Environmental Extremists or Anti-capitalists?

Editorial

Fire season is once again upon Oregon. Only time will tell whether this is another catastrophic season that could have been substantially mitigated by intelligent management of the forests over the last dozen years. The debate continues to rage as to what makes a healthy forest. Unfortunately, most of that debate takes place outside the realm of common sense or observable reality—namely, in academia and in the United States Congress.

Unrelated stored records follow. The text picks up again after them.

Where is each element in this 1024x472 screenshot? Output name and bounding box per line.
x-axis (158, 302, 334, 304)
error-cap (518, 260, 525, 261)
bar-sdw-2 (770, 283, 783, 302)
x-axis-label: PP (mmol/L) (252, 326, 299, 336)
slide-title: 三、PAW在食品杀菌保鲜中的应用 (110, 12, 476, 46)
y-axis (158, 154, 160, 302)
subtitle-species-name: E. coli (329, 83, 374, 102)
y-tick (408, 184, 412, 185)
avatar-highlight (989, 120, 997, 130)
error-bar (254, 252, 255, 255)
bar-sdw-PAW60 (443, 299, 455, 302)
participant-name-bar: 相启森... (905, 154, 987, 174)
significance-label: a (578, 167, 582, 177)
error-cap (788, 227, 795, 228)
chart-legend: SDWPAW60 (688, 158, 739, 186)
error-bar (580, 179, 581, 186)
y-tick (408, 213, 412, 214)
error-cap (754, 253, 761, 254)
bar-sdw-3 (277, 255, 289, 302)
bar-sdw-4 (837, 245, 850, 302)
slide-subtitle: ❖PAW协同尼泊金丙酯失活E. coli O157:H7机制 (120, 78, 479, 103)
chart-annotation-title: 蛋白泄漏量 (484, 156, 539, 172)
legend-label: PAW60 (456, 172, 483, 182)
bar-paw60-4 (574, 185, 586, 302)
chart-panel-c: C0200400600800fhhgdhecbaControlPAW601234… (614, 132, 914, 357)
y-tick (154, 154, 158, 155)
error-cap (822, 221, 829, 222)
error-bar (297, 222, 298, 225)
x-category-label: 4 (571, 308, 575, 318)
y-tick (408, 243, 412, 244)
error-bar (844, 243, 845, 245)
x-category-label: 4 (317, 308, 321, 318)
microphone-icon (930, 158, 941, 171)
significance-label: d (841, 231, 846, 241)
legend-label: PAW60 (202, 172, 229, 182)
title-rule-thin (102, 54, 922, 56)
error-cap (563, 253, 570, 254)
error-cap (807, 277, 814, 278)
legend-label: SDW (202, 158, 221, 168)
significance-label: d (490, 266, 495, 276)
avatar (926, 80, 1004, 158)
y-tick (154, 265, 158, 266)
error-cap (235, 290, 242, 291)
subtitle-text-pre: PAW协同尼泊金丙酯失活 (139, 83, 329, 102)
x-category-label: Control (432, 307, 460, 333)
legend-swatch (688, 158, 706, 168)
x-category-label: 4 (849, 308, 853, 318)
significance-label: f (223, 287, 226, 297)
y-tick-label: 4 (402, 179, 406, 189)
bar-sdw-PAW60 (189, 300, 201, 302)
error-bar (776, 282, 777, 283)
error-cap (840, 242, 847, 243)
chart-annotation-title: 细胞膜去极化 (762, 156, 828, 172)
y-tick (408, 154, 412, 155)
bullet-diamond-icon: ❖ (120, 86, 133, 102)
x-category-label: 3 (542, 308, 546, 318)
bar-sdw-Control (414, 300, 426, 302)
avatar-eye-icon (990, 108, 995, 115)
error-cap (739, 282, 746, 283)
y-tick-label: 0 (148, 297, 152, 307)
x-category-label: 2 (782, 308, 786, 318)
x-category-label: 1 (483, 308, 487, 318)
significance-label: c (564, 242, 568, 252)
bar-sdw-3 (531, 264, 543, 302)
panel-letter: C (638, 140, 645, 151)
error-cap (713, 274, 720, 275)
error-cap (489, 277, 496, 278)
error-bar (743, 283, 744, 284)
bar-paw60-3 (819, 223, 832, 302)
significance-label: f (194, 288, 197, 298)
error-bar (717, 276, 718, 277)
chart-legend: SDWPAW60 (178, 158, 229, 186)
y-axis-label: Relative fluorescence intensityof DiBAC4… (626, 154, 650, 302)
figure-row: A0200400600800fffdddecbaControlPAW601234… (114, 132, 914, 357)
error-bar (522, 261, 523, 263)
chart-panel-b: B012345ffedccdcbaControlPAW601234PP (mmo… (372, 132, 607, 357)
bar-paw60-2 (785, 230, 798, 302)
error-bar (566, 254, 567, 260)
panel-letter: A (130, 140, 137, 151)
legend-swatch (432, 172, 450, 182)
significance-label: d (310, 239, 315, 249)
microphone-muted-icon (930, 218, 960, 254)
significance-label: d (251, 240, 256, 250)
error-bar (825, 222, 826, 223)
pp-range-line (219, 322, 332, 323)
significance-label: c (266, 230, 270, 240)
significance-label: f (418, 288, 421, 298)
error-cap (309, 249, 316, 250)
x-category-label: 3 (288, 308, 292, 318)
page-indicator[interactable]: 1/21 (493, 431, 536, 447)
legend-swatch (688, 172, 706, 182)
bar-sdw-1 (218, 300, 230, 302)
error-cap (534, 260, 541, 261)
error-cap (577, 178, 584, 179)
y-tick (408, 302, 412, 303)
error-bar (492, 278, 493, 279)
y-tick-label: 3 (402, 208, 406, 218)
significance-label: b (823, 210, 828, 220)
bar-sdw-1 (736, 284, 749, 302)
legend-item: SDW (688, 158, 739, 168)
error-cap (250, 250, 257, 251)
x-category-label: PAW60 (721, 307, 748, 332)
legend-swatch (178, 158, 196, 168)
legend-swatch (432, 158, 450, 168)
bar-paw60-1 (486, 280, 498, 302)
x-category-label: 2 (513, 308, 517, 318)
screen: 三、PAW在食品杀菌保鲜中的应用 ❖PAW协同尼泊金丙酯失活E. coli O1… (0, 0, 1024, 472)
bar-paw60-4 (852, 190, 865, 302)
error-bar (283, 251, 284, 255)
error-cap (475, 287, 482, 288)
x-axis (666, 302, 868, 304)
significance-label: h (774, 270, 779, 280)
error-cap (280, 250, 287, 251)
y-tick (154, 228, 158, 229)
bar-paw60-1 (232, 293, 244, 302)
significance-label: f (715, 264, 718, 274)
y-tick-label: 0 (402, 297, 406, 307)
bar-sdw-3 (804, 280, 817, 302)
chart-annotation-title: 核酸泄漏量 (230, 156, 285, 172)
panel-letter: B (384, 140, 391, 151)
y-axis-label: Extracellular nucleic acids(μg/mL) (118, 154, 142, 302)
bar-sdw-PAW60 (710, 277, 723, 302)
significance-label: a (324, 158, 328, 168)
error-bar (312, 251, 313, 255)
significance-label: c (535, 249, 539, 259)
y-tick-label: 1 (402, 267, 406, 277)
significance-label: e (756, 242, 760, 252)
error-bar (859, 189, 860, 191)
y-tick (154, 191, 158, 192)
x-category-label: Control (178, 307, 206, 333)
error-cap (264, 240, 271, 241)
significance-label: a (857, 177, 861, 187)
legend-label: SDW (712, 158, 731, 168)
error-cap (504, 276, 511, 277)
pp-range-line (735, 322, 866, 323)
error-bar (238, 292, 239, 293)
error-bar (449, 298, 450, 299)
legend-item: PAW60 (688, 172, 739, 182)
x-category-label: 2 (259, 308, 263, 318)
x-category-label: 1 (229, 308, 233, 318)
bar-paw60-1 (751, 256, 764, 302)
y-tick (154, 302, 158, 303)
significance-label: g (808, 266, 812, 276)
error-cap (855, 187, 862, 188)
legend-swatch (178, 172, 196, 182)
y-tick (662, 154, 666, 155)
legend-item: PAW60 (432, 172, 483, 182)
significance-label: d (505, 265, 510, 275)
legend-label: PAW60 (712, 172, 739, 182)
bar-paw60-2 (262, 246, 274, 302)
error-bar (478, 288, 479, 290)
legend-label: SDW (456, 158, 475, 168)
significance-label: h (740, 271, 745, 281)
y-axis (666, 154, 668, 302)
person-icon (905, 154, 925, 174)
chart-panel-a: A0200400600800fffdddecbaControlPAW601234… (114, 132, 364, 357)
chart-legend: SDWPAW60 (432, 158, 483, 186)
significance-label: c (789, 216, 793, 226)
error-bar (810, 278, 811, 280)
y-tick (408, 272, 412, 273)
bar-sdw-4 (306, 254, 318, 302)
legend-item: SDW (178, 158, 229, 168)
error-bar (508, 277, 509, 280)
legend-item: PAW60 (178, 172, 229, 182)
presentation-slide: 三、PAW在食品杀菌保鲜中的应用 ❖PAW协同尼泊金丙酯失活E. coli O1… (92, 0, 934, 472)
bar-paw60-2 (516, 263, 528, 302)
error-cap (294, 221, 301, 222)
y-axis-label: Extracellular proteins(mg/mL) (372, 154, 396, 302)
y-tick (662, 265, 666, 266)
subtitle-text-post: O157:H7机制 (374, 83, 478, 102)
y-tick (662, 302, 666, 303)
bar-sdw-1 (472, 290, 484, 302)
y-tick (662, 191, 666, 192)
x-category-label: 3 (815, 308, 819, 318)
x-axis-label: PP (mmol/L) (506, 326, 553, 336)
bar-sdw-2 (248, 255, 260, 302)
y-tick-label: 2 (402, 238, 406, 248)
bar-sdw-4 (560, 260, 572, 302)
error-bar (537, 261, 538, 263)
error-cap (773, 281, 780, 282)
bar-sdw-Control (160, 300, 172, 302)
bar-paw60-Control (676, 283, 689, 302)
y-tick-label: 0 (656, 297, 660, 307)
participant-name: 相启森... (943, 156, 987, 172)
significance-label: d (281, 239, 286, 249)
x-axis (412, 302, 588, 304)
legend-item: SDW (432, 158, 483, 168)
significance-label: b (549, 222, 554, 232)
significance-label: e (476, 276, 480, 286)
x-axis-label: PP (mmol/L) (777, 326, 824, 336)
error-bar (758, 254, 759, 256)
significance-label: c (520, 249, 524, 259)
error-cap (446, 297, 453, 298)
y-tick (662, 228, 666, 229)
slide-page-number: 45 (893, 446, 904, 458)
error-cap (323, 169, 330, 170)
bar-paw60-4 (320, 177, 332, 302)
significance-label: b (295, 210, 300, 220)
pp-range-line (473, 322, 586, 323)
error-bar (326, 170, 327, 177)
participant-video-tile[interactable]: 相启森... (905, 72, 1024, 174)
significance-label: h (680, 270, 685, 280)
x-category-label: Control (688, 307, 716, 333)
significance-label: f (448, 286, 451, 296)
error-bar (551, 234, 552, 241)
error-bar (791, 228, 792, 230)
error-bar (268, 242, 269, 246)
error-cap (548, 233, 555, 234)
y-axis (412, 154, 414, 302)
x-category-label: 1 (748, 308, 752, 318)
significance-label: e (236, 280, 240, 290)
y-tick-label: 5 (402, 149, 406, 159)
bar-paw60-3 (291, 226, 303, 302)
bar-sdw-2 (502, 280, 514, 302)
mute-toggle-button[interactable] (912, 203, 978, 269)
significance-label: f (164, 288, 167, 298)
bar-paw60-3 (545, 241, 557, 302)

Every year in Oregon, tens of thousands of acres of forest go up in flames, destroying trees, undergrowth and wildlife habitat. Animals are killed by the thousands, and those that survive are displaced for years to come in search of new food sources. Where the fires burn hot enough, the ground is crystallized and remains impermeable for years, defying any attempts by nature to re-vegetate. In other areas, the lack of vegetative cover results in massive erosion, choking pristine waterways and killing fish by the thousands.

From an aesthetic standpoint, the charred remnants of Oregon’s annual conflagrations remain blackened sentinels to the stupidity of man who now has the tools and the technology to substantially mitigate the spread of needless wildfires. And yet we continue to bow at the altar of voodoo science/environmentalism, which suggests that killing spotted owls with forest fires is acceptable but displacing them by logging is akin to genocide.

A recent article in the Oregonian provides insight into the real rationale of the environmental extremists who demand that Oregon’s forests be closed and permitted to burn. The article concerns a Forest Service plan to deal with the dangerous fire conditions enveloping Mount Howard, which towers over Wallowa Lake in northeastern Oregon.

The forest is described as “shaggy with firs and pines.” The article described the condition of the forest as related by Forest Service officials:

“Meanwhile, subalpine fir, and lodgepole pines killed by insect pests create huge fuel loads of still-standing dead trees on the mountain, much of which is designated lynx habitat. In some spots, as many as 80 percent of the trees have died, according to Forest Service officials.”

We’ve seen those conditions before, prior to the Biscuit Fire, prior to the B&B Complex Fire, prior to virtually every major forest fire in Oregon over the last 20 years.

In the instance of Mount Howard, however, it is as much the presence of homes along picturesque Wallowa Lake as the dangerous fuel load that drives the Forest Service to pressing ahead with a plan to clear out the dangerous fuel levels while preserving the natural beauty of the forests. The fear is that a fire in the Mount Howard area would quickly engulf the small resort community surrounding the lake.

The Forest Service proposal is to cut 1.4 million board feet of timber. And herein lies the rub. The plan proposes to cut, stack and burn trees less than 10 inches in diameter. That appears to be okay with the environmental extremists. The plan also proposes to preserve trees in excess of 21 inches in diameter, diseased or not. That also appears to be okay.

But the plan also includes a proposal to cut and haul trees between 10 inches and 21 inches to sawmills using helicopters to avoid the necessity of logging roads. The timber destined for sawmills is what will produce the stream of revenue that will help pay for the remaining work to reduce the fuel load and the fire danger. The environmental extremists hit the roof. And in doing so, they have exposed their real objection to the creation of healthy forests.

Larry McLaud, a spokesman for the Hells Canyon Preservation Council, one of the thousands of cookie cutter organizations that are parachuted in whenever there is a Forest Service proposal, said that the plan “looks more like a logging project than a fuel-reduction project.” There it is folks. Cutting trees to be stacked and burned is okay, but cutting trees to be delivered to a saw mill where someone might—gasp—make a profit, is malum prohibitum.

Forest fires that destroy trees, kill animals, pollute the watershed, threaten homes and lives, and desecrate the scenery are good, but timber cutting that reduces the risk of fires, creates family-wage jobs, produces taxes and fees to the government, and provides building materials for homes is bad.

You have to ask the question, is the issue really eco-preservation or anti-capitalism? Is the concern really the spotted owl, or the fact that someone might make a dollar?

Just weeks ago, Gov. Kulongoski asked a federal court for an injunction to halt plans to conduct salvage logging in Oregon’s Biscuit Fire area. “I believe we can have it both ways—we can protect our wild places, and we can manage our working forests to support our mills, good-paying jobs, our schools and our communities,” the governor said.

But how can mills work without wood? If even the most carefully planned salvage operations in fire-scorched, devastated areas are blocked by a campaigning governor, how are jobs, schools and communities protected?

There are those who are truly concerned about the long-term maintenance of our forests and wildlife. They are appalled by the abuses of the past. They’ve been played and manipulated by extremist factions for the last 30 years. Somewhere between the excesses of the past and the anti-logging extremists in our midst lies a reasonable solution. Virtually every man and woman on the streets in Oregon’s many suburbs and small towns surrounded by forests can describe that reasonable solution.

So why can’t the politicians get it?